11 responses to “Your Permission Slip”

  1. Jenny Kleiman says:

    Beautiful!!!

  2. Megan says:

    Oh my goodness, thank you. We’ve been home 2 months, and I feel suffocated by the blogs and books right now. I want to do everything right, but I’m so overwhelmed and spend every second of the day second guessing everything I do. I will think things are going fairly well, and then be certain everything is falling apart. And how could my husband and I possibly be on the same page when I don’t know what page I’m on? Sorry to ramble, but thank you for a post encouraging me to take a deep breathe and give myself permission to look at the big picture for just a few minutes.

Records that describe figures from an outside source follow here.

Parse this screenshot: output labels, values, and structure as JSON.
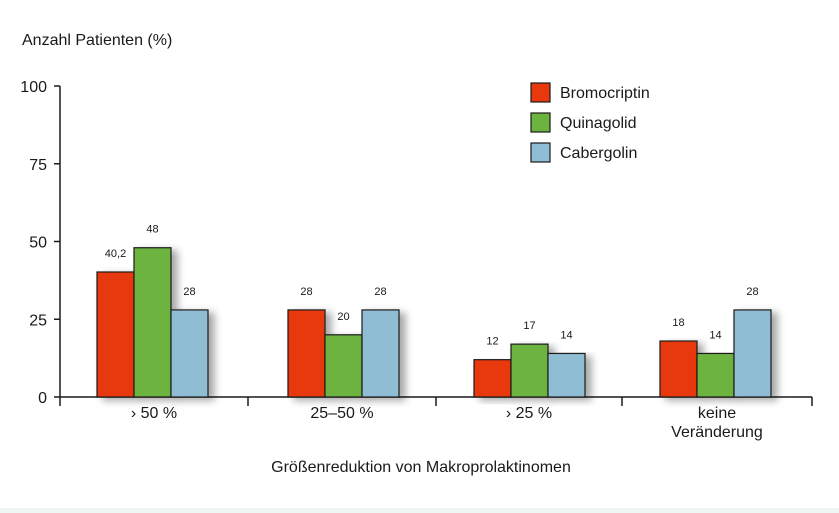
{
  "chart_data": {
    "type": "bar",
    "ylabel": "Anzahl Patienten (%)",
    "xlabel": "Größenreduktion von Makroprolaktinomen",
    "ylim": [
      0,
      100
    ],
    "yticks": [
      "0",
      "25",
      "50",
      "75",
      "100"
    ],
    "categories": [
      "› 50 %",
      "25–50 %",
      "› 25 %",
      "keine Veränderung"
    ],
    "category_lines": [
      [
        "› 50 %"
      ],
      [
        "25–50 %"
      ],
      [
        "› 25 %"
      ],
      [
        "keine",
        "Veränderung"
      ]
    ],
    "series": [
      {
        "name": "Bromocriptin",
        "color": "#e8380d",
        "values": [
          40.2,
          28,
          12,
          18
        ],
        "labels": [
          "40,2",
          "28",
          "12",
          "18"
        ]
      },
      {
        "name": "Quinagolid",
        "color": "#6db33f",
        "values": [
          48,
          20,
          17,
          14
        ],
        "labels": [
          "48",
          "20",
          "17",
          "14"
        ]
      },
      {
        "name": "Cabergolin",
        "color": "#8fbdd3",
        "values": [
          28,
          28,
          14,
          28
        ],
        "labels": [
          "28",
          "28",
          "14",
          "28"
        ]
      }
    ],
    "legend_position": "top-right",
    "grid": false
  }
}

  3. Thank you… Just what she needs right now… Here’s my favorite quote that puts into words how I felt every day for awhile… but now just once in awhile… progress! *smile*

    “…you feel all that and your new child is not a sleepy infant and your child doesn’t understand English and you are scared to death that all the anxiety and growing sense of oxygen-inhaling failure on your part is going to break down whatever foundations of attachment have been built…”

  4. Kerri says:

    Nailed it on the head. Wow.

  5. Mylene says:

    Wow! I feel as if you’ve been in my house as I’m reading this article. I’m already connected to you as you led the team that ministered to my son in Baoji. We’ve been home a week ago Thursday. It’s hard trying to apply all the attachment tools and beating myself up for things I’ve missed every time I read a blog or article. Thank you for this. I missed the phone call from our agency last night on ” self care ” – my son is still a bit jet lagged and was wide awake during the time this was scheduled. I realize I do need Me time if I am to parent effectively.

  6. Carol says:

    Oh how I wish I had you when I brought my daughter home!
    At first, I thought she was autistic with all her rocking and finger play and that hating to be touched or held thing. Then she
    started responding to her sister, then her grandma. It took two years for her to form any attachment to me. But she did!
    I have a friend named Paul who is severely autistic. When we were kids, Paul taught me that people can be wonderful friends even though they don’t fit any of the norms of personality or intelligence or behavior. His lesson eventually made me realize that a relationship between a child and parent has the potential to be downright wonderful even if that relationship doesn’t play out the way it’s supposed to. Thank heaven for Paul. That insight allowed me to let go of my fear and simply enjoy the relationship I did have with my daughter instead of worrying about the one I should have. That made all the difference. Now (sixteen years later), those old worries seem so very far away. Sometimes it just takes time. And a little help from a friend.